When I worked in Coralville I bought gasoline at Costco because of the convenience and a slight discount. This business will transfer to Solon, but the impact on the local economy will be almost nil. As everyone knows, margins are slim on retail gasoline sales. At our two Casey’s General Stores the revenue goes directly into whatever bank the Ankeny based corporation uses. Casey’s has the city’s lowest price for a gallon of milk, so when we run out of Costco milk at $2.60 per gallon, I’ll buy at Casey’s for a dollar more.

I visit the hardware store for certain needs. I buy canning supplies there even though they are more expensive.
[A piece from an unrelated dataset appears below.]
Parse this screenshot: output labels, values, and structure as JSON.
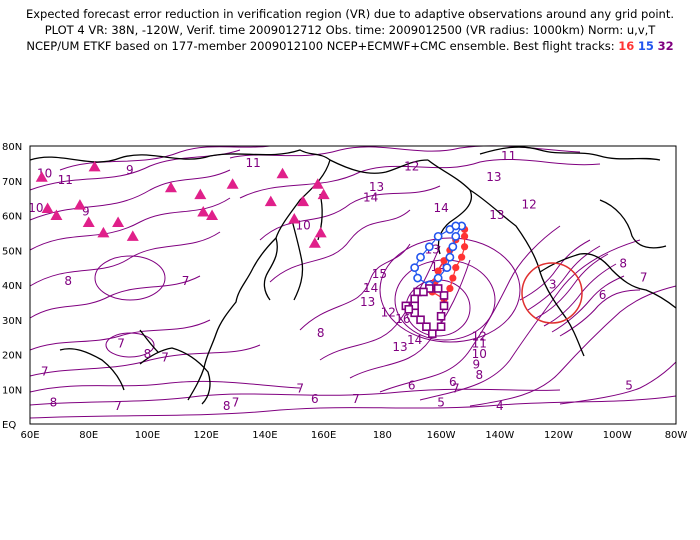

It is the kind of hardware store where a person can take in a bolt or screw and buy more like it — exactly how many are needed. They carry things used in a typical garage: lawn mower spark plugs, clips, fasteners, hand tools, lubricants and sundry items. If a need develops, they will be the first stop because of their inventory. The two women who run the place may or may not be making a wage. They didn’t come to the city council meeting. I suspect they have an opinion, but don’t want to share it publicly. Likewise for every other business owner that didn’t speak at the meeting.

All told, the amount of dollars we spend in the community never amounted to a hill of beans, or any other legume. If I participated in a boycott of local business it would hurt me more than them, increasing the isolation that has become home to us. In any case a boycott is not being organized like others that have been successful. The boycott talk is more fantasy than reality.

In 1965 our family boycotted grapes to support the Delano Grape strike. I remember Father explaining who Cesar Chavez was, that grapes were grown mostly in the California Central Valley, and the importance of a fair wage. We weren’t buying them at the Geifman’s Food Store near our house and didn’t for the duration of the boycott. I loved grapes, and still do, but accepted that there was a shared cause that required sacrifice.

There is none of that in the relatively wealthy Solon environs over this issue. If there were, a boycott would be more viable. For now, life goes on much as it did before the city council voted to lower minimum wage.